Humans, especially the pampered ones in developed economies, will never recover, economically, from the decline which is underway . We need to look up from our meaningless obsessions and nonproductive jobs and start working with our neighbours. Either that, or compete with them when things get scarcer.
Radical giving is a transformation anyone can make at any time. It is a revolution from within which requires no violence. Nor does it require changes to the law, grant-making trusts, or mass cooperation.
Radical giving means first, giving away all the shit you don’t need, to save other people the expense of buying new. This costs you nothing, and wins you a load of street cred. Spend time thinking who needs what to increase the value of your gifts.
Radical giving means second, creating instead of spending. Buying presents for money, even customised ones, is inefficient at fulfilling real needs and at building meaningful relationships. Instead put yourself and your resources at the service of others. Do things with them for any goal other than money.
Radical giving means third, turning away from private obsessions, and turning towards the humans in the immediate vicinity and asking what they might need from you. Having purged yourself of extraneous stuff, you are more likely to discover a deep reservoir of inner resources.
I wish to embrace ‘radical giving’ at the level of art. The idea is to remove as much creative production as possible from the debt-based monetary system into an alternative economy which is generosity-based, where a culture of appreciation is encouraged around exceptional writing and art, and a means of reciprocity (toward a virtuous circle) provided by the underlying platform.
The problem I wish to address is this: many artists need money, but to constantly be hustling and scrounging to sell individual works (books, paintings, movies, music, or whatever) that will never pay the rent or mortgage is mostly a losing game, and sucks.

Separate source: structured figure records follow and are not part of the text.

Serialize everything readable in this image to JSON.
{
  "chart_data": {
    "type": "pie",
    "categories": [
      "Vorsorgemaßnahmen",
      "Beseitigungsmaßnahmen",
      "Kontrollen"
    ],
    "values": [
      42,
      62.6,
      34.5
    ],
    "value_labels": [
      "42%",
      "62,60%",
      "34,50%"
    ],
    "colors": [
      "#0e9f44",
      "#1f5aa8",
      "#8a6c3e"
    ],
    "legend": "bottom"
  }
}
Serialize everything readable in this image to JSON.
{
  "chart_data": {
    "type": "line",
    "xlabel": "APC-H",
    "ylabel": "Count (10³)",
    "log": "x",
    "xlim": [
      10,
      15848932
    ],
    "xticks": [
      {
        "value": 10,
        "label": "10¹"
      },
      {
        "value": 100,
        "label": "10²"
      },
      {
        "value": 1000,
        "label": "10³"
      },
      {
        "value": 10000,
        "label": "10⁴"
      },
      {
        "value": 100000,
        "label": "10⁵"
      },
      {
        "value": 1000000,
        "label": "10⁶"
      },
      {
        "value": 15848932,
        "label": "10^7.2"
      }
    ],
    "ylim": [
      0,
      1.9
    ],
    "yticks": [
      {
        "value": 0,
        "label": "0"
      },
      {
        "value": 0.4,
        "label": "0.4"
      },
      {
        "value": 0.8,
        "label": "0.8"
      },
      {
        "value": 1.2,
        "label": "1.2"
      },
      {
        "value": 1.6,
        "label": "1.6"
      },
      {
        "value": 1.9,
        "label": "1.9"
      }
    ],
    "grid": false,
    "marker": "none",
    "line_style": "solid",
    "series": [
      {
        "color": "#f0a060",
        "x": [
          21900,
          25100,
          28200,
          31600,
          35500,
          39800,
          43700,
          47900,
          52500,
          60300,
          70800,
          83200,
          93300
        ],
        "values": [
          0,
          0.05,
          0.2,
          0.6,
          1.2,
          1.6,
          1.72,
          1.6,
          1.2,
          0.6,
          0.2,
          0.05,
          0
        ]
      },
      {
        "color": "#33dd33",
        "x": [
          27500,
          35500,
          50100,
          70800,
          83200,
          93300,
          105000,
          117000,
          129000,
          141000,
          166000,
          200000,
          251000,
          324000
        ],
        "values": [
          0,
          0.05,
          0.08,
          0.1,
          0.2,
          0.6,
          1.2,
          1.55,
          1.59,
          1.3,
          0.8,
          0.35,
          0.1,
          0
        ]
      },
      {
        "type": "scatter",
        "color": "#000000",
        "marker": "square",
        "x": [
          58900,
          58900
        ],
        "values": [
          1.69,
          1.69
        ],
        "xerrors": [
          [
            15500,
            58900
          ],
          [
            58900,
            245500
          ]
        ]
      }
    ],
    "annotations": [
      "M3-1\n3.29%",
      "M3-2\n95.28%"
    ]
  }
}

However, if an audience / community that appreciates these artists’ work can be grown, and can be persuaded to provide financial and other forms of support through membership in the platform and sponsorship of individual artists, then artists can be freed to put their work out (radically give), outside of the exhausting transactional model. This “free giving” is what most of us end up doing anyway, but without appropriate valuation and economic sustenance.
The LitCoin concept is intended to provide the functional (and narrative) means of supporting contributors in the Gift Economy. It will be a way of recognizing and encouraging the sharing of “time, skills, and emotions” which are concretized in the work of art (or other creative offering). The co-op provides a structure for conducting these flows equitably.
The purpose of establishing a functional Gift Economy, however, is not merely for individual artists to make a living (though that’s a goal), but to punch a hole in dominant economic logic of our society, so that new logics can be experimented with, and if successful, scaled to larger networks, as existing systems falter and fail and more people decide (or are forced) to opt out.